When I was 16 my parents broke up, then my Dad was made redundant from his job. We were very close, there was never a question of which parent I would live with, I was the absolute epitome of the daddy’s girl. So when I was 18, I decided to stay at home for university. He hadn’t been on his own long, and I didn’t want to leave him. By the time I was 20, we agreed it was time for me to move, I wasn’t spending a massive amount of time at home anyway, I could visit all the time, and he was fine, he’d adjusted to his new life and seemed happy enough. He didn’t go out much, but he never really had, he was a home body, he was friends with our neighbours and spoke to them every day, I wasn’t worried.
For the first year of me living away I spoke to him on the phone most days, and went home almost every weekend. Then suddenly one day he stopped talking to me. Over something really really small. He hung up on me, and literally never spoke to me again. Ignored my calls, my cards, everything. Even now I think I should have tried harder, I should have just gone home to see him. But I didn’t, the last thing he’d said to me was “you’re just like your mother”, and he really hated her at that point, it had hurt me, I hadn’t done anything to deserve that. So I didn’t try harder, because every rejection added to the hurt. So now that will always be the last thing he ever said to me.
Family members have since suggested he was pushing me away, that even then, a year before, he was already thinking about it, and this would make it easier, for me and for him. This is a nice thought, but it didn’t make it easier for me at all.
I remember when I had to go back into our house.

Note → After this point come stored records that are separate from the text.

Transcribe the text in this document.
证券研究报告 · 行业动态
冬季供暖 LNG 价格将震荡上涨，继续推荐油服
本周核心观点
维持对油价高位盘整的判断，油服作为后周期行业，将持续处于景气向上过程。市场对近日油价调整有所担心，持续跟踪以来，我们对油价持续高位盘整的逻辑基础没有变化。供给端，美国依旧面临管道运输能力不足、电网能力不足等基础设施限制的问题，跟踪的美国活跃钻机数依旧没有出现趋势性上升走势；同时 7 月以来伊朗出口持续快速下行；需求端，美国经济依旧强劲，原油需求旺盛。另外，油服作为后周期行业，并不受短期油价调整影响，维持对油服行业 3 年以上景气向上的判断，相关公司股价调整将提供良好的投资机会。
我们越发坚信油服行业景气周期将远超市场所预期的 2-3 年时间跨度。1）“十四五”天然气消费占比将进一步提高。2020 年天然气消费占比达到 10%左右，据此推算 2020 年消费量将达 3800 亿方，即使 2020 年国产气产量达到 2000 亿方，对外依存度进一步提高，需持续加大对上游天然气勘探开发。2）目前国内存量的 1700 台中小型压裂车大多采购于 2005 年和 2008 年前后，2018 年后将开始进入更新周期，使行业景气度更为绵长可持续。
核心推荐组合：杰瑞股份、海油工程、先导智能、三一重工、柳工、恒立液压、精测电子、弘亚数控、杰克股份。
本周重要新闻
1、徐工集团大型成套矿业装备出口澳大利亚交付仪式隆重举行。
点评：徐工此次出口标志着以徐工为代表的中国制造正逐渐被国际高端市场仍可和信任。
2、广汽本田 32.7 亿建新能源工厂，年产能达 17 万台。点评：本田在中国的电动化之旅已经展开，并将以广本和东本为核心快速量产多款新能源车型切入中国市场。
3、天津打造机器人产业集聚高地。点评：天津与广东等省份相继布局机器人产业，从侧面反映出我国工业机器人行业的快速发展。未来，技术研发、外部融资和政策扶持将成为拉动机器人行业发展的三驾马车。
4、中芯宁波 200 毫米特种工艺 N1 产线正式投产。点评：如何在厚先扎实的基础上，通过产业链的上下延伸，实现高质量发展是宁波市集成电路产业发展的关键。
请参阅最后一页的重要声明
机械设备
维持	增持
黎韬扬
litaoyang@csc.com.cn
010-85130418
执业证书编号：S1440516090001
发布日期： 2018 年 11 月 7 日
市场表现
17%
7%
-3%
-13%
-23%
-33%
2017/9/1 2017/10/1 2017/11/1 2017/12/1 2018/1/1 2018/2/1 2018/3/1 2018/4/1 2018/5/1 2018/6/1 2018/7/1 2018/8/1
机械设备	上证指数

He hadn’t been found for a few days, and the smell is something I will never forget. But there was also a sense of relief. I had worried that because he’d killed himself, he must have been horribly unhappy. I was expecting the house to be in a state, for there to be signs of his unhappiness. It was completely normal. There was a finished cup of tea left on his desk, the washing had been put away. There was food in the fridge. This did bring me some comfort. It doesn’t mean he wasn’t depressed. Being able to function normally doesn’t mean you aren’t depressed.
I hope sharing this, encourages people to talk about their own experiences, or feelings. I read today that 1 in 4 people in the UK will at some point have a mental health issue. I bet not that many of us get the flu this winter. Please, please, let’s talk mental health.